Label: Secretly Canadian

Producer: Michael Flynn (engineer)

I’m honestly not sure if I’ll be able to conjure words about this one.

Japonize Elephants shouldn’t be as entertaining as they are; their albums should not be as satisfying as they are.  They should be a novelty band – what with their ‘traditional’ klezmer / folk non-stop banjo stomp and their made-up character names and maybe costumes and odd album themes that seem wholly rooted in down-home mentality but totally abstracted from reality… and yet, there’s something so legit about their recordings (Bob’s Bacon Barn included, of course), that though you can sense the silliness and smiles behind it, it is, at the same time, damned intensely played and sung.  Which, again, doesn’t mean it’s serious at all, if track names like ‘Dingle Berries’ and ‘Flaming Asshole’ didn’t give something away.  But while the hick-toned jug-whistlin’ chorus of ‘Fuck the Farmacia’ or the creepy / catchy chanted theme of ‘Elvesinsideus’ might make you roll your eyes if you happen to know the ‘real’ ‘Mummy Boy’ or ‘Shmeeglewop’ – two named band members for this recording – the division between stage identity and real life becomes understandable, as I accept this as the only way Japonize Elephants could exist.  It’s not a kitschy decision so much as an evolved idea; this might be why the group sounds so tightly wound, though sprawling sprightly over so many instruments and time signatures.  Compare to Black Twig Pickers – whom I like – whose traditional folk structures inform their overall pitch as a band, or on a different end of the spectrum, Wolfmother – whom I also like – who purposefully nab from influences to update a template – both groups will always be sounds-like, even though it might be used flatteringly in one context or as a criticism of rip-off in the other.  Elephants, however, sound only like themselves.  They are folk, or something, but it’s their own planet of it.
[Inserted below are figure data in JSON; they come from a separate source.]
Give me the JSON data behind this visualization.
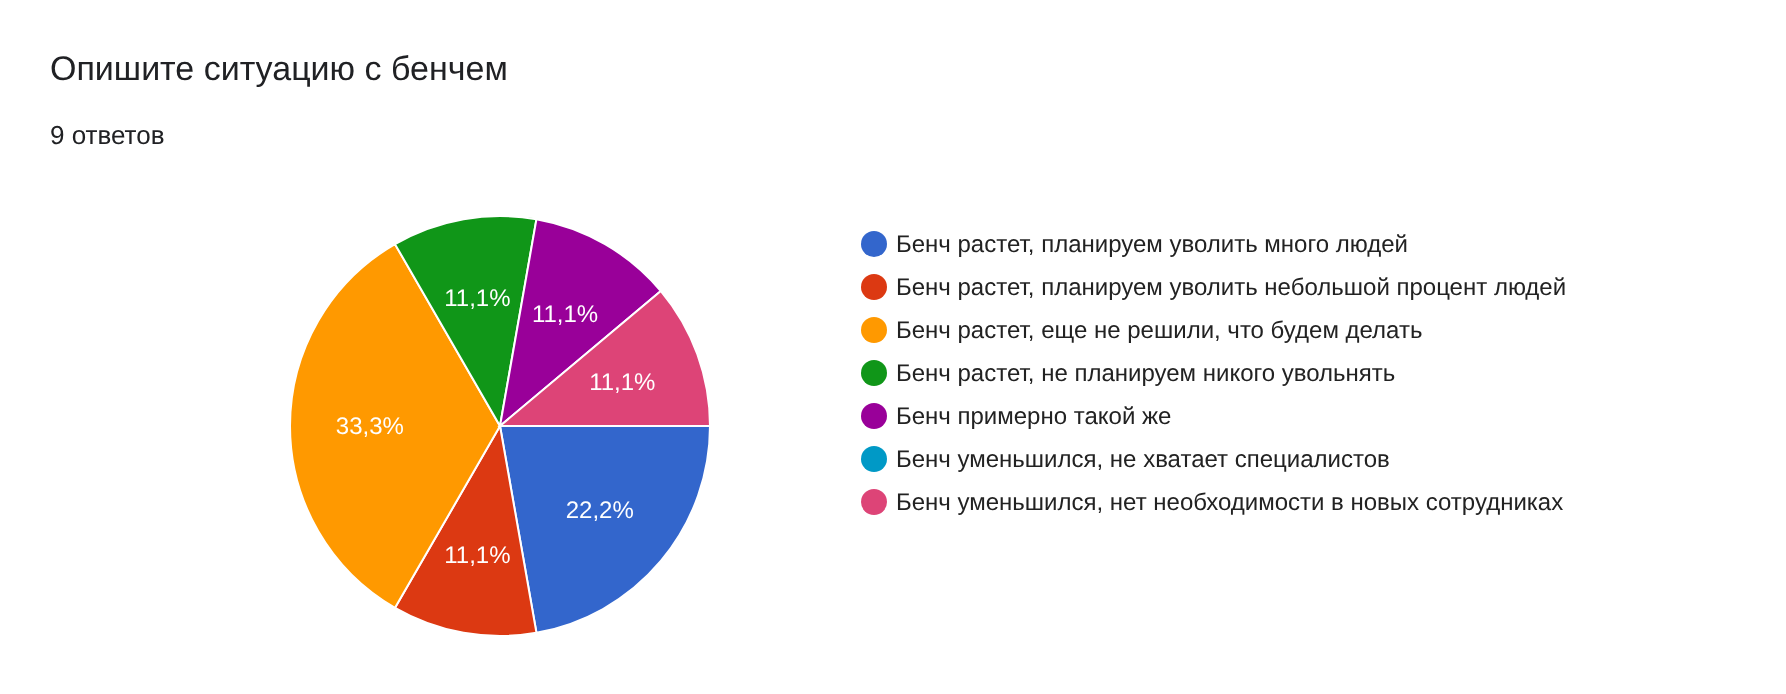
{
  "chart_data": {
    "type": "pie",
    "title": "Опишите ситуацию с бенчем",
    "subtitle": "9 ответов",
    "categories": [
      "Бенч растет, планируем уволить много людей",
      "Бенч растет, планируем уволить небольшой процент людей",
      "Бенч растет, еще не решили, что будем делать",
      "Бенч растет, не планируем никого увольнять",
      "Бенч примерно такой же",
      "Бенч уменьшился, не хватает специалистов",
      "Бенч уменьшился, нет необходимости в новых сотрудниках"
    ],
    "values": [
      22.2,
      11.1,
      33.3,
      11.1,
      11.1,
      0,
      11.1
    ],
    "colors": [
      "#3366cc",
      "#dc3912",
      "#ff9900",
      "#109618",
      "#990099",
      "#0099c6",
      "#dd4477"
    ],
    "value_labels": [
      "22,2%",
      "11,1%",
      "33,3%",
      "11,1%",
      "11,1%",
      null,
      "11,1%"
    ],
    "legend": "right"
  }
}
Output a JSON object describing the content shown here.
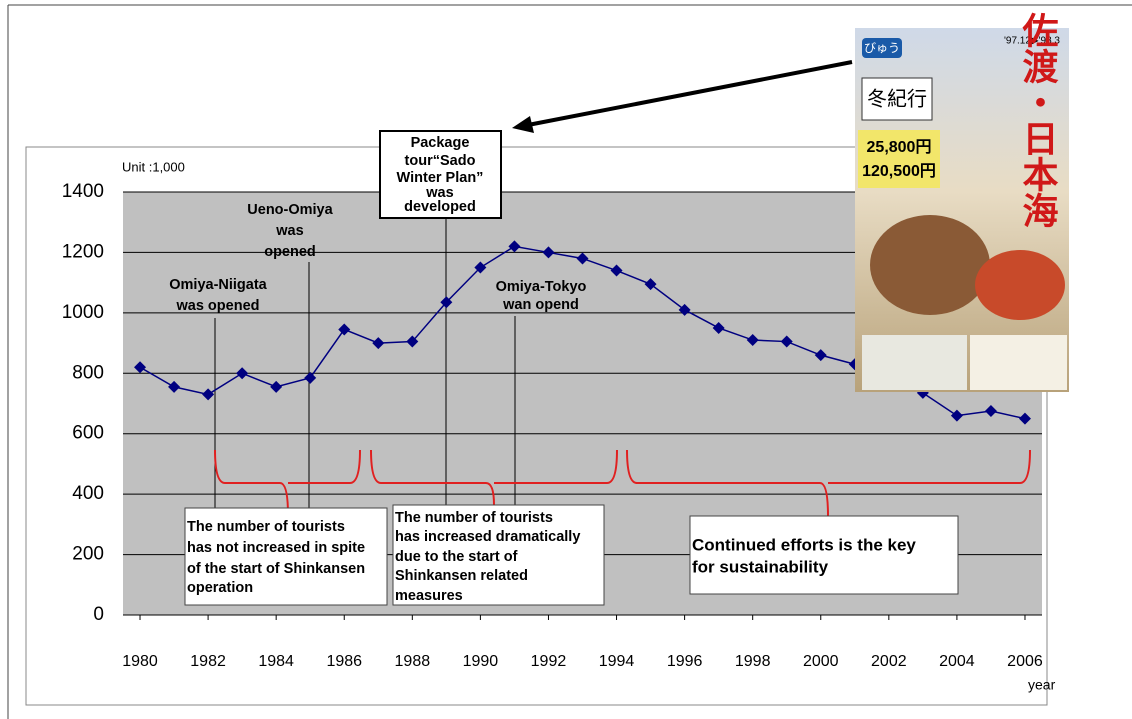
{
  "chart_data": {
    "type": "line",
    "unit_label": "Unit :1,000",
    "x_label": "year",
    "x": [
      1980,
      1981,
      1982,
      1983,
      1984,
      1985,
      1986,
      1987,
      1988,
      1989,
      1990,
      1991,
      1992,
      1993,
      1994,
      1995,
      1996,
      1997,
      1998,
      1999,
      2000,
      2001,
      2002,
      2003,
      2004,
      2005,
      2006
    ],
    "series": [
      {
        "color": "#000080",
        "values": [
          820,
          755,
          730,
          800,
          755,
          785,
          945,
          900,
          905,
          1035,
          1150,
          1220,
          1200,
          1180,
          1140,
          1095,
          1010,
          950,
          910,
          905,
          860,
          830,
          790,
          735,
          660,
          675,
          650
        ]
      }
    ],
    "xlim": [
      1979.5,
      2006.5
    ],
    "xticks": [
      1980,
      1982,
      1984,
      1986,
      1988,
      1990,
      1992,
      1994,
      1996,
      1998,
      2000,
      2002,
      2004,
      2006
    ],
    "ylim": [
      0,
      1400
    ],
    "yticks": [
      0,
      200,
      400,
      600,
      800,
      1000,
      1200,
      1400
    ],
    "grid": true,
    "events": [
      {
        "lines": [
          "Omiya-Niigata",
          "was opened"
        ]
      },
      {
        "lines": [
          "Ueno-Omiya",
          "was",
          "opened"
        ]
      },
      {
        "lines": [
          "Package",
          "tour“Sado",
          "Winter Plan”",
          "was",
          "developed"
        ]
      },
      {
        "lines": [
          "Omiya-Tokyo",
          "wan opend"
        ]
      }
    ],
    "notes": [
      {
        "lines": [
          "The number of tourists",
          "has not increased in spite",
          "of the start of Shinkansen",
          "operation"
        ]
      },
      {
        "lines": [
          "The number of tourists",
          "has increased dramatically",
          "due to the start of",
          "Shinkansen related",
          "measures"
        ]
      },
      {
        "lines": [
          "Continued  efforts is the key",
          "for sustainability"
        ]
      }
    ]
  },
  "poster": {
    "badge": "びゅう",
    "date": "'97.12▶'98.3",
    "title": "佐渡・日本海",
    "subtitle": "冬紀行",
    "price1": "25,800円",
    "price2": "120,500円"
  }
}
To clarify, I couldn’t name you which album which song is off of, or at many points tell you a distinct difference between every track.  I would normally say this as a sleight, but it’s hardly a point for the band.  The group is able to whip up a 40-minute frenzy, using the slight deviations and forced pauses of a track structure to ebb and flow such that you never get tired or over-exposed.  Will their other albums also net five stars?  We’ll know when we get there.  ‘Bacon Barn’ is a perfectly little capsule – a paced lead in for the opening song, an odd little spoken word doodad near the close that works as a carnival barker announcement of all you’ve just heard, putting the finishing touches on the design of The Japonize Elephants.  I tap my toe the entire time this is on.  Perhaps you will think the disc is dumb, but the group will carry on playin’ in the background regardless, snappin’ their suspenders and wagglin’ buckteeth or something.